Cette situation s’explique en partie par la structure actuelle du mix énergétique africain. D’après le World Energy Employment 2025, l’emploi dans le secteur de l’énergie sur le continent demeure fortement concentré dans les segments traditionnels de l’approvisionnement, notamment les hydrocarbures et certaines formes de bioénergie, tandis que les technologies bas carbone, en particulier le solaire photovoltaïque et l’éolien, restent encore faiblement pourvoyeuses d’emplois comparativement à l’Asie ou à l’Europe. L’Afrique ne capte ainsi qu’une part marginale de la main-d’œuvre mondiale du solaire, dominée très largement par la Chine, qui concentre à elle seule près de 60% des emplois du secteur.

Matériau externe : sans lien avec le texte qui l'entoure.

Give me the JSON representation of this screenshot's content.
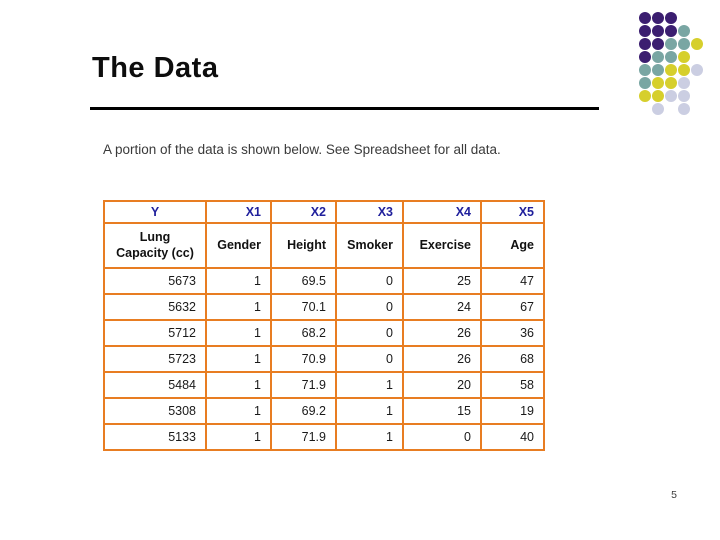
{
  "slide": {
    "title": "The Data",
    "subtitle": "A portion of the data is shown below. See Spreadsheet for all data.",
    "page_number": "5"
  },
  "table": {
    "border_color": "#E87D22",
    "header_text_color": "#1F1F9C",
    "variable_headers": [
      "Y",
      "X1",
      "X2",
      "X3",
      "X4",
      "X5"
    ],
    "name_headers": [
      "Lung\nCapacity (cc)",
      "Gender",
      "Height",
      "Smoker",
      "Exercise",
      "Age"
    ],
    "rows": [
      [
        "5673",
        "1",
        "69.5",
        "0",
        "25",
        "47"
      ],
      [
        "5632",
        "1",
        "70.1",
        "0",
        "24",
        "67"
      ],
      [
        "5712",
        "1",
        "68.2",
        "0",
        "26",
        "36"
      ],
      [
        "5723",
        "1",
        "70.9",
        "0",
        "26",
        "68"
      ],
      [
        "5484",
        "1",
        "71.9",
        "1",
        "20",
        "58"
      ],
      [
        "5308",
        "1",
        "69.2",
        "1",
        "15",
        "19"
      ],
      [
        "5133",
        "1",
        "71.9",
        "1",
        "0",
        "40"
      ]
    ]
  },
  "decoration": {
    "dot_colors": {
      "P": "#3B1E70",
      "T": "#79A6A3",
      "Y": "#D6CF2C",
      "L": "#CBCEE2"
    },
    "dot_grid": [
      "PPP..",
      "PPPT.",
      "PPTTY",
      "PTTY.",
      "TTYYL",
      "TYYL.",
      "YYLL.",
      ".L.L."
    ]
  }
}
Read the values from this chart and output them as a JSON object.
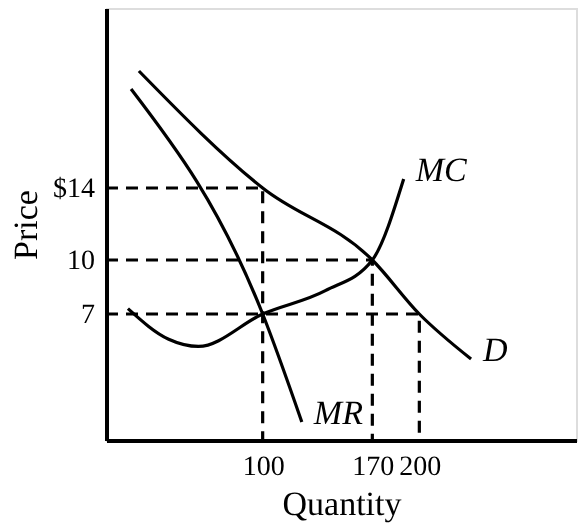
{
  "chart_data": {
    "type": "line",
    "xlabel": "Quantity",
    "ylabel": "Price",
    "xlim": [
      0,
      300
    ],
    "ylim": [
      0,
      24
    ],
    "xticks": [
      100,
      170,
      200
    ],
    "yticks": [
      7,
      10,
      {
        "value": 14,
        "label": "$14"
      }
    ],
    "grid": false,
    "legend": false,
    "marker": "none",
    "line_style": "solid",
    "series": [
      {
        "name": "D",
        "color": "#000000",
        "x": [
          21,
          100,
          170,
          200,
          233
        ],
        "values": [
          20.5,
          14,
          10,
          7,
          4.5
        ]
      },
      {
        "name": "MR",
        "color": "#000000",
        "x": [
          16,
          100,
          125
        ],
        "values": [
          19.5,
          7,
          1
        ]
      },
      {
        "name": "MC",
        "color": "#000000",
        "x": [
          14,
          40,
          59,
          100,
          140,
          170,
          190
        ],
        "values": [
          7.3,
          5.6,
          5.2,
          7,
          8.3,
          10,
          14.5
        ]
      },
      {
        "color": "#000000",
        "line_style": "dashed",
        "x": [
          0,
          100,
          100
        ],
        "values": [
          14,
          14,
          0
        ]
      },
      {
        "color": "#000000",
        "line_style": "dashed",
        "x": [
          0,
          170,
          170
        ],
        "values": [
          10,
          10,
          0
        ]
      },
      {
        "color": "#000000",
        "line_style": "dashed",
        "x": [
          0,
          200,
          200
        ],
        "values": [
          7,
          7,
          0
        ]
      }
    ]
  }
}
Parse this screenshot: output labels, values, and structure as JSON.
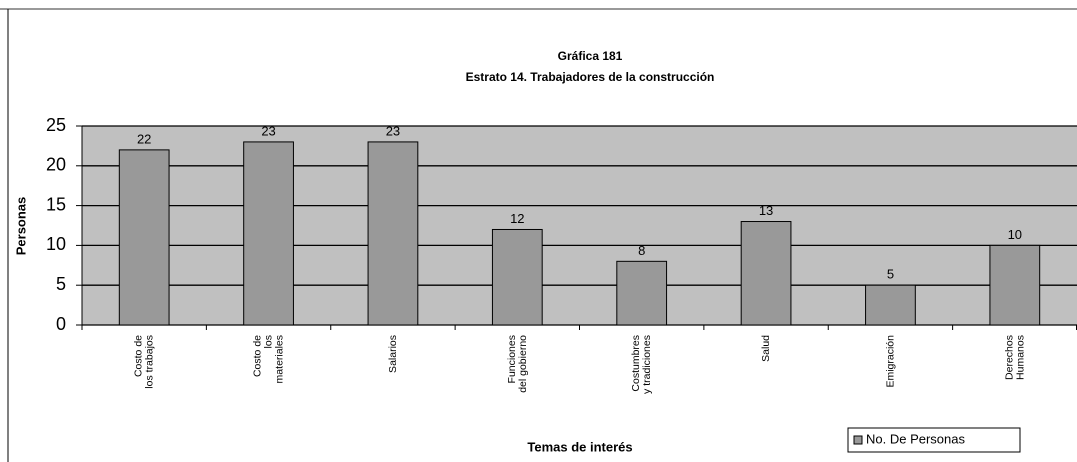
{
  "chart_data": {
    "type": "bar",
    "title": "Gráfica 181",
    "subtitle": "Estrato 14. Trabajadores de la construcción",
    "y_label": "Personas",
    "x_label": "Temas de interés",
    "categories": [
      "Costo de\nlos trabajos",
      "Costo de\nlos\nmateriales",
      "Salarios",
      "Funciones\ndel gobierno",
      "Costumbres\ny tradiciones",
      "Salud",
      "Emigración",
      "Derechos\nHumanos"
    ],
    "series": [
      {
        "name": "No. De Personas",
        "color": "#999999",
        "values": [
          22,
          23,
          23,
          12,
          8,
          13,
          5,
          10
        ]
      }
    ],
    "ylim": [
      0,
      25
    ],
    "yticks": [
      0,
      5,
      10,
      15,
      20,
      25
    ],
    "grid": true,
    "legend": "bottom-right"
  }
}
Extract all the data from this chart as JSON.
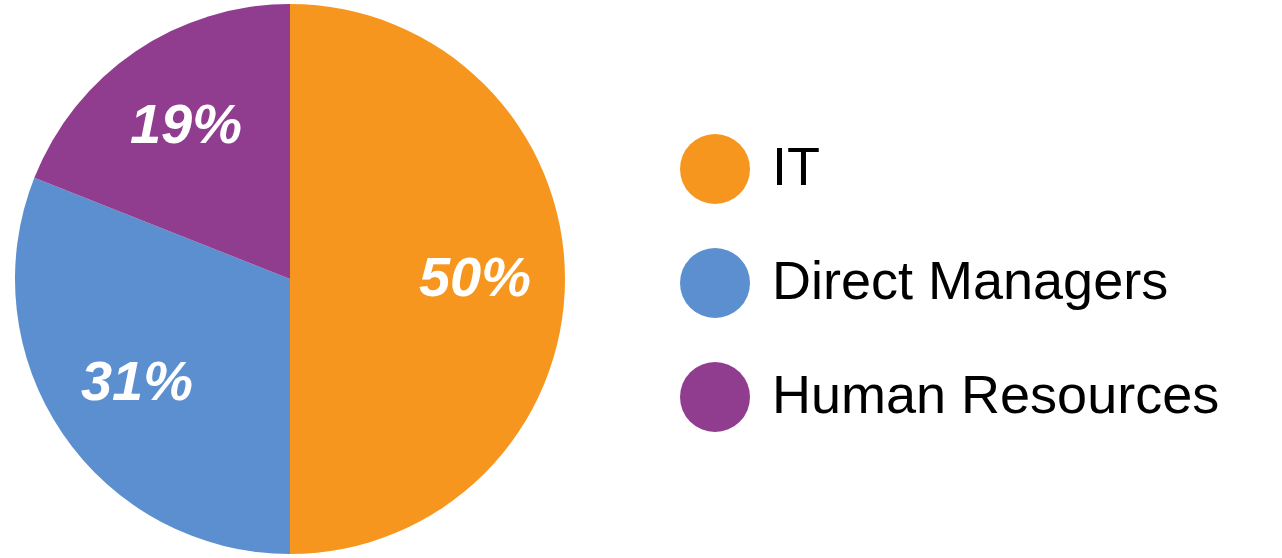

Pour autant, cette photographie statique masque des dynamiques de fond plus contrastées. Le rapport de l’AIE souligne que les investissements énergétiques en Afrique progressent, notamment dans les réseaux électriques, les infrastructures de production décentralisée et les projets gaziers destinés à répondre à une demande d’électricité en forte croissance. L’emploi dans les réseaux électriques, bien que limité en volume, est appelé à augmenter dans tous les scénarios de l’AIE, à condition que les investissements dans la transmission et la distribution suivent le rythme du développement des capacités de production.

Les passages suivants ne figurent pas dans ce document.